In the Western Cape, about nine percent of all City of Cape Town facilities surveyed reported running short of drugs. . National Health Insurance pilot district Eden was second worst affected district followed by the Central Karoo, which also made headlines earlier this year for having the country’s highest stillbirth rate, according to the District Health Barometer.

Health officials, including heads of departments as well as depot or facility-based pharmacists, can be sued in their official capacities for failing to ensure access to medicines, according to Section27 attorney Sasha Stevens.

The worst may be yet to come

More than two million South Africans are currently on HIV treatment and about 300,000 are treated annually for TB. Monitoring of HIV medicines is relatively stronger than that of other medicines, meaning the new report could just be the tip of the ice burg, according to Dr Indira Govender from the Rural Doctors Association of South Africa.

The campaign estimates that at least 90,000 HIV patients were directly affected by the shortages.

SSP survey found that 20 % of affected health centers sent patients away without treatment - shown here in red
SSP survey found that 20 % of affected health centers sent patients away without treatment – shown here in red

But Dr Francesca Conradie, president of the Southern African HIV Clinicians Society, cautions the worst may be yet to come, as the stockouts could lead to drug-resistance..

Drug resistance can develop when HIV and TB patients are unable to take their daily treatment. Developing drug resistance means patients must be switched to more expensive treatment regimens with more possible side effects. For TB patients, it can also mean running out of treatment options altogether.

Conradie says the campaign plans to continue monitoring stock outs to check whether shortages can be linked to rising resistance rates but in the meantime, it is clear stock outs are unravelling years of work devoted to HIV and TB treatment adherence.

“We’ve spent the last several years telling patients to take treatment religiously, to not miss a dose, to set special alarms to remind them,” Conradie told Health-e News. “Now that patient goes to collect their medicine and the person in authority says, ‘we don’t have them’.”

Worse yet, clinicians may be unwittingly putting patients at risk especially when it comes to the ARV efavirenz, which was lacking in about 18 percent of clinics.

“Stopping and starting efavirenz in use with most other medicines is dangerous for patients because of the side-effect profile and because resistance can develop very quickly,” she said. “In a case where a patient may be on a combination of efavirenz, lamivudine and tenofovir – if you don’t have one of these and are not able to give a reasonable alternative,  it is better to not give any ARV at all until you can restart a full regimen.”
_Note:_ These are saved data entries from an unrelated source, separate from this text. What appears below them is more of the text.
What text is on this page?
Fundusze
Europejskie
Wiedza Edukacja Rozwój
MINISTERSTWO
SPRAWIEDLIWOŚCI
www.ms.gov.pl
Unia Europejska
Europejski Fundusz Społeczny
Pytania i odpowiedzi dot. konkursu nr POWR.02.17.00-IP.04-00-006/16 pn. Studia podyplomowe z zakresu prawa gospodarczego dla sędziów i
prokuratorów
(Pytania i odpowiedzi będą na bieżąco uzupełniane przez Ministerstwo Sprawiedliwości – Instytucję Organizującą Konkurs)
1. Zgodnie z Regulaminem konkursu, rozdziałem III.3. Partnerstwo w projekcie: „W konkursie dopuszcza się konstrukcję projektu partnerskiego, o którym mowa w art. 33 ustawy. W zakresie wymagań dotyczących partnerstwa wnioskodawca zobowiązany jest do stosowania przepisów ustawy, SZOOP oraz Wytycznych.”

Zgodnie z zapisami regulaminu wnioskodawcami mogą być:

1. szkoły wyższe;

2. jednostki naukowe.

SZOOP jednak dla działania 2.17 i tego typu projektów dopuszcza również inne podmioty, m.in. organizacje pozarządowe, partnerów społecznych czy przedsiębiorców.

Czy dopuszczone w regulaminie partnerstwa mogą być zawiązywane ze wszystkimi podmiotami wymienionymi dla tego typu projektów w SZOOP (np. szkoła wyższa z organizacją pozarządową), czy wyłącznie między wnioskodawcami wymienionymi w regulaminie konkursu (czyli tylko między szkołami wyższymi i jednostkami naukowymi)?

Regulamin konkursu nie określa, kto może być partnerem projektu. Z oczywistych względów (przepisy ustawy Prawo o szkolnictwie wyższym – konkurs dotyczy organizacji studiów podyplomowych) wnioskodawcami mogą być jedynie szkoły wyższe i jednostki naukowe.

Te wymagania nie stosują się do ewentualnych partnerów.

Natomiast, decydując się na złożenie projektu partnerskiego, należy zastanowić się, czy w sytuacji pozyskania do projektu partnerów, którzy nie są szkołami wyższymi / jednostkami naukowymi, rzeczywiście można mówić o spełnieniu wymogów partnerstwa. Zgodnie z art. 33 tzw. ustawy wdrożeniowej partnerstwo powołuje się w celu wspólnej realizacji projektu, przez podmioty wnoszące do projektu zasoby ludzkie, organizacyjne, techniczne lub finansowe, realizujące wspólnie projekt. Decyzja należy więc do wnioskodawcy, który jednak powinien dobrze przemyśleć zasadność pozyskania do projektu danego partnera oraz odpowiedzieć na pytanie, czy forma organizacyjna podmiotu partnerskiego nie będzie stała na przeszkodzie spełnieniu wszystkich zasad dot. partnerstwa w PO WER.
“Some experts are warning that we could soon see a global shortage of efavirenz,” she added. “The degree to which that will affect us will depend on how fast we can roll out the FDC.

The Department of Health is taking the report seriously but says that the report may exaggerate the scope of stock outs in the country, according to Department of Health spokesperson Joe Maila.

“We don’t think that we are having that kind of crisis although we do take the issue of stock outs very seriously,” he said. “We are running one of the largest treatment programmes in the world with over 2.4 million people on treatment so we are going to have these kind of challenges but to suggest it’s a ‘national crisis’ is not correct.” – Health-e News Service.

OurHealth citizen journalist Mishack Mahlangu contributed to this report.